É imprescindível que o consentimento seja dado pelo paciente ou quando não for
possível este ser dado por si próprio, será suplantado pelos familiares.
Todavia, quando o primeiro estiver impossibilitado, em casos como estar o
paciente em coma, e não se podendo ter a anuência de algum representante, o
médico age com a presunção do consentimento do enfermo pra salvar-lhe a vida,
pois sem o consentimento real ou presumido do paciente, estaria o médico
obrigando-o ao tratamento terapêutico, não permitindo o livre-arbítrio do
paciente de poder dispor do próprio corpo.
Havendo anuência com um tratamento inicial, não significa dizer que na
possibilidade de tratamentos posteriores ou alterações nas circunstâncias do
caso clínico o consentimento anterior suplantará este, pois deve o enfermo
aquiescer novamente a respeito do novo método a que será submetido, obtendo o
consentimento continuado e atendendo ao princípio da temporalidade.
França (2003, p.31) ressalta o direito do paciente de revogar qualquer
consentimento seu dado anteriormente, argüindo que “[...] em
qualquer momento da relação profissional, o paciente tem o direito de não mais
consentir com uma determinada prática ou conduta, mesmo já consentida por
escrito, revogando assim a permissão outorgada”.
Mesmo que o doente consinta expressamente determinado procedimento médico, por
si só este consentimento não legitima a intervenção do profissional, uma vez
que esse ato venha a causar um prejuízo maior à saúde do paciente, pois o esculápio é que avaliará a real necessidade do ato. Por
exemplo, um enfermo que clame impiedosamente pela amputação de um membro por
estar sentindo dores insuportáveis, e o médico ache que este não é o caso para
tal procedimento, podendo ser curado por outra via que não a retirada desta parte
do corpo. O que deve valer é o entendimento do profissional, pois assim estará
atendendo ao princípio da não maleficência.
Na hipótese do médico durante a cirurgia verificar que necessita adotar um
método terapêutico diferente daquele anteriormente consentido, mesmo que seja
de maior complexidade, deverá agir orientada pelas razões do bom senso, como
alardeado por Romanello Neto (1998, p.70).
Não há dúvida de que suspender o médico um ato cirúrgico para solicitar o
consentimento do paciente, a fim de aumentar ou diminuir a extensão da
intervenção cirúrgica, configura uma atitude excessiva de zelo e perigosa à
vida do paciente, que teria de retornar a uma outra intervenção cirúrgica com
todas as suas circunstâncias perigosas e de risco: anestesia, cortes,
inflamações, medicamentos etc.
Então, se o enfermo já anuiu com um procedimento médico anterior, se presume
que também aquiescerá com outra intervenção num problema descoberto
posteriormente, desde que não se possa adiar sem prejuízo de sua saúde.

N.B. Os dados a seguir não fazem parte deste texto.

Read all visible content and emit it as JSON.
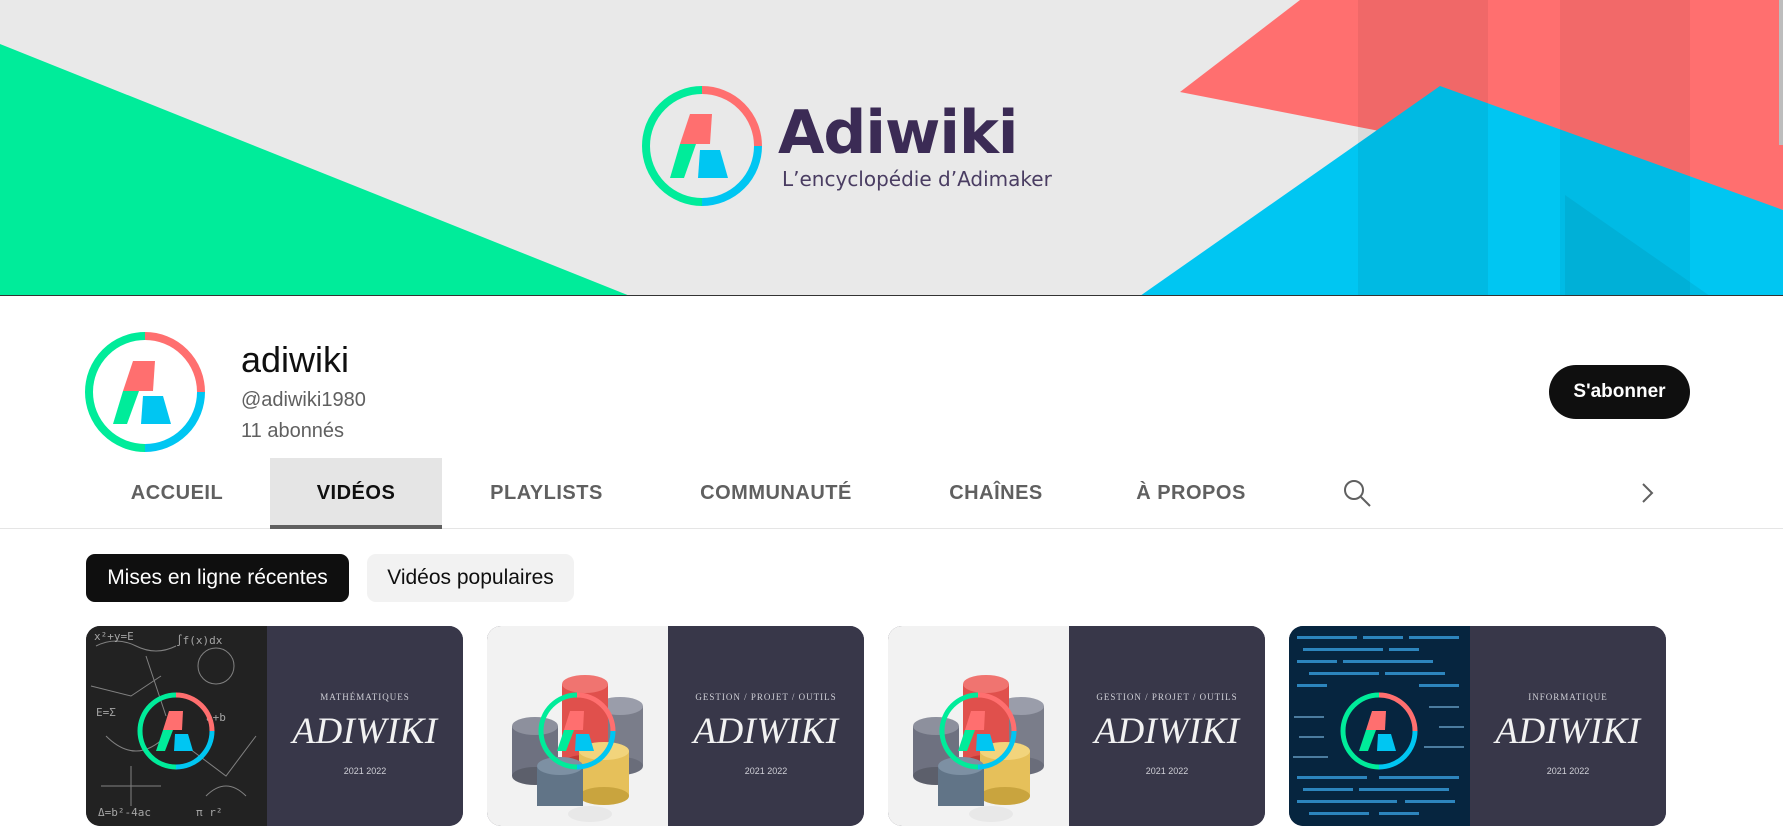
{
  "banner": {
    "brand_name": "Adiwiki",
    "tagline": "L’encyclopédie d’Adimaker"
  },
  "channel": {
    "name": "adiwiki",
    "handle": "@adiwiki1980",
    "subscribers": "11 abonnés",
    "subscribe_label": "S'abonner"
  },
  "tabs": [
    {
      "label": "ACCUEIL",
      "active": false
    },
    {
      "label": "VIDÉOS",
      "active": true
    },
    {
      "label": "PLAYLISTS",
      "active": false
    },
    {
      "label": "COMMUNAUTÉ",
      "active": false
    },
    {
      "label": "CHAÎNES",
      "active": false
    },
    {
      "label": "À PROPOS",
      "active": false
    }
  ],
  "chips": [
    {
      "label": "Mises en ligne récentes",
      "selected": true
    },
    {
      "label": "Vidéos populaires",
      "selected": false
    }
  ],
  "videos": [
    {
      "category": "MATHÉMATIQUES",
      "title": "ADIWIKI",
      "year": "2021 2022",
      "image": "math-formulas-chalkboard"
    },
    {
      "category": "GESTION / PROJET / OUTILS",
      "title": "ADIWIKI",
      "year": "2021 2022",
      "image": "stacked-cylinders"
    },
    {
      "category": "GESTION / PROJET / OUTILS",
      "title": "ADIWIKI",
      "year": "2021 2022",
      "image": "stacked-cylinders"
    },
    {
      "category": "INFORMATIQUE",
      "title": "ADIWIKI",
      "year": "2021 2022",
      "image": "code-screen"
    }
  ],
  "colors": {
    "brand_green": "#00ec9a",
    "brand_red": "#ff6f6f",
    "brand_blue": "#00c6f2",
    "brand_purple": "#3b2b55",
    "thumb_panel": "#383749"
  },
  "icons": {
    "search": "search-icon",
    "next": "chevron-right-icon"
  }
}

Isto posto, depois de se ter abordado toda a principiologia
que direciona o consentimento do ofendido nas intervenções médicas, conclui-se
que quando se tratar de cirurgia com finalidade terapêutica, o consenso é de
que a conduta praticada pelo médico quando bem
sucedida seja atípica, pois tem como escopo a “melhora” do bem jurídico
integridade física. Entretanto, é possível que o médico não atinja o seu
objetivo, e mesmo depois de realizar a cirurgia o paciente não melhore e venha
a morrer ou adquira uma seqüela irreversível em decorrência desta, como por
exemplo, a amputação de um membro. Pierangeli (1995,
p. 180).
Grande parte da doutrina sustenta que a intervenção médico-cirúrgica com
finalidade terapêutica e resultado positivo é atípica porque isso não significa
uma “piora” do bem jurídico integridade física, mas uma “melhora”. Com isso
faltaria o pressuposto essencial do delito de lesões corporais, pois enquanto a
intervenção como resultado negativo é típica, resta a antijuridicidade excluída.
A intenção do médico é de salvar o paciente, e não de ferí-lo.
Entretanto, este posicionamento sofre uma forçosa crítica: fatalmente, ao
submeter o paciente à intervenção cirúrgica, o médico age com animus de cortar, ainda que, obviamente, não aja com dolo
prescrito pelo tipo penal de lesões corporais, pois o profissional está agindo
terapeuticamente. Tal postura não pode balizar outros tipos de procedimentos,
como as operações estéticas, posto que não há uma
finalidade de cura a ser perseguida ou como bem consolidado por Andrade (1991,
p.470-471)
“[...] a operação cosmética esgota a sua relevância no interior do sistema
pessoal do sujeito passivo, não abrindo a porta à alienação da integridade
física em benefício dos interesses do investigador, de terceiro ou da comunidade
me geral. O que, por seu turno e inversamente, alarga a comunicabilidade coma
intervenção médico-cirúrgica. Como já Stoos
sublinhava, é precisamente esta << identidade tanto da pessoa lesada e
protegida como do bem que é sacrificado e protegido>>, que
verdadeiramente constitui a diferença específica da intervenção médica”.
Além do mais, o tratamento médico realizado conforme os princípios da lege artis
constitui uma conduta socialmente adequada, já que o art. 196 da Constituição
Federal (Brasil, 1988) prevê a tutela da saúde pelo Estado.
A saúde é direito de todos e dever do Estado, garantido mediante políticas
sociais e econômicas que visem à redução do risco de doença e de outros agravos
e ao acesso universal e igualitário às ações e serviços para sua promoção,
proteção e recuperação.
Assim,
parte da doutrina compreende que ainda que o médico-cirurgião tenha causado
lesões ao organismo necessárias à cirurgia, sua conduta está conforme o Direito
e às exigências de cunho ético-jurídico-social. Há,
no entanto, quem entenda que a conduta do médico constitui uma excludente de
tipicidade, mesmo que o paciente tenha uma piora no seu estado de saúde em
virtude desta conduta.
Ainda que nesta questão se trate de bem jurídico indisponível, que pode ser a
vida ou a integridade física do paciente, a conduta, em regra, não constituirá
crime porque será considerado irrelevante para o Direito Penal, bastando apenas
que não haja dolo por parte do médico em prejudicar o enfermo e também ao atuar
na intervenção cirúrgica o faça com a lege artis [1]. Para tanto, existe ainda a
teoria da imputação objetiva que isenta a responsabilidade penal do médico
quando realiza uma intervenção médica cirúrgica, desde que ele tenha seguido
rigorosamente a lege artis,
em razão dos riscos que foram criados para o paciente eram riscos permitidos.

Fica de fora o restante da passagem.